Four books cover slow food, Wendell Berry's work, easy environmental activism and a wind farm.
Thu, Jun 01, 2006 at 03:58 PM
SETTLE IN: These four books would make good evening reads.
By Carlo Petrini
(Rizzoli New York, $22.50)
In the 20 years since he founded the slow-food movement, Italian food and wine writer Carlo Petrini has studied places where people have managed to avoid the troubles associated with mass-produced groceries. In his new book, Petrini draws on his experiences to illustrate his belief that by changing what we eat, we can change the world.
Wendell Berry:Life and Work
Edited by Jason Peters
(University of Kentucky Press, $35)
A farmer, poet, essayist, and conservationist, Wendell Berry has dabbled in so many spheres that it’s almost impossible to pin him down in one volume. But this new book of essays comes awfully close. Berry’s friends and colleagues reflect on the many accomplishments of the Kentucky native.
The Lazy Environmentalist
By Josh Dorfman
(Stewart, Tabori, & Chang $14.95)
Environmental activism has never been so easy. Dorfman advises people on everything from clothing to construction—and beyond.
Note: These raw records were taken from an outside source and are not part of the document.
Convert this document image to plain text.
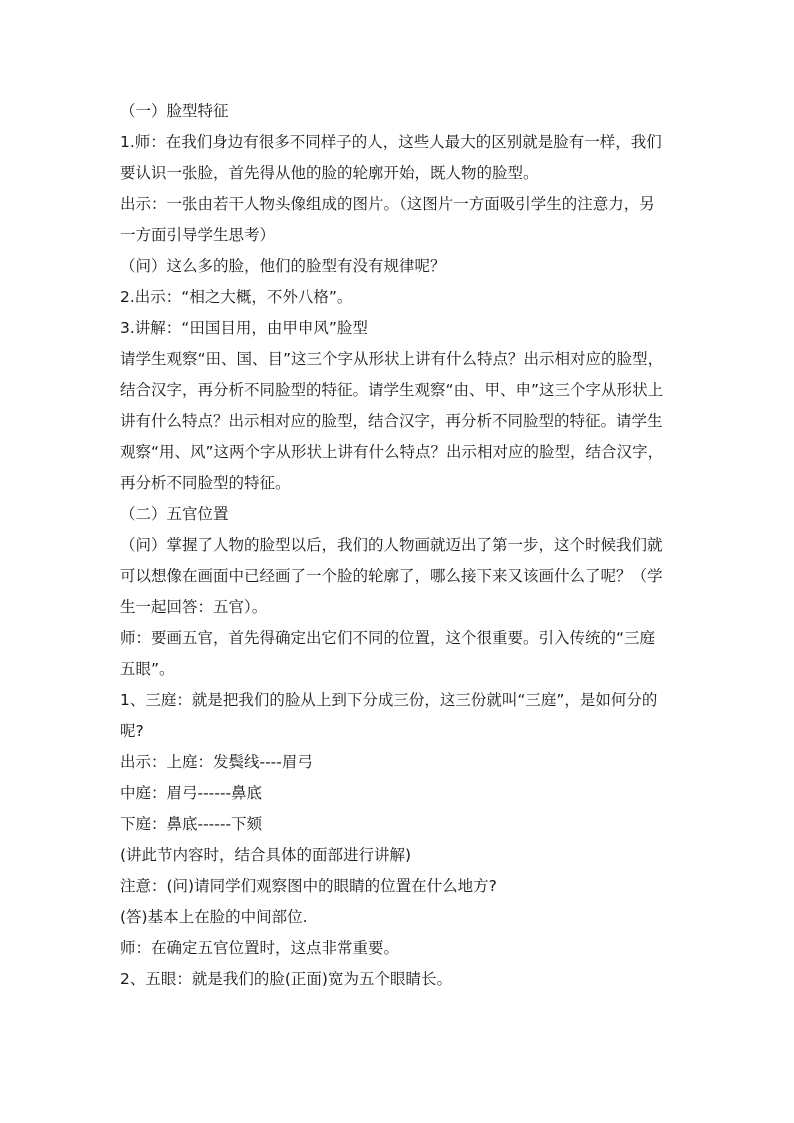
（一）脸型特征

1.师：在我们身边有很多不同样子的人，这些人最大的区别就是脸有一样，我们

要认识一张脸，首先得从他的脸的轮廓开始，既人物的脸型。

出示：一张由若干人物头像组成的图片。（这图片一方面吸引学生的注意力，另

一方面引导学生思考）

（问）这么多的脸，他们的脸型有没有规律呢？

2.出示：“相之大概，不外八格”。

3.讲解：“田国目用，由甲申风”脸型

请学生观察“田、国、目”这三个字从形状上讲有什么特点？出示相对应的脸型，

结合汉字，再分析不同脸型的特征。请学生观察“由、甲、申”这三个字从形状上

讲有什么特点？出示相对应的脸型，结合汉字，再分析不同脸型的特征。请学生

观察“用、风”这两个字从形状上讲有什么特点？出示相对应的脸型，结合汉字，

再分析不同脸型的特征。

（二）五官位置

（问）掌握了人物的脸型以后，我们的人物画就迈出了第一步，这个时候我们就

可以想像在画面中已经画了一个脸的轮廓了，哪么接下来又该画什么了呢？（学

生一起回答：五官）。

师：要画五官，首先得确定出它们不同的位置，这个很重要。引入传统的“三庭

五眼”。

1、三庭：就是把我们的脸从上到下分成三份，这三份就叫“三庭”，是如何分的

呢?

出示：上庭：发鬓线----眉弓

中庭：眉弓------鼻底

下庭：鼻底------下颏

(讲此节内容时，结合具体的面部进行讲解)

注意：(问)请同学们观察图中的眼睛的位置在什么地方?

(答)基本上在脸的中间部位.

师：在确定五官位置时，这点非常重要。

2、五眼：就是我们的脸(正面)宽为五个眼睛长。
There’s even a section on environmentally friendly investment portfolios (how to green your green, if you will).
By Wendy Williams and Robert Whitcomb
A wind farm on Cape Cod could be part of the solution to America’s energy crisis, but an affluent group of homeowners worry that turbines will mar the pristine shoreline. This new book is as much an ode to wind power as it is a sociological portrait of a community.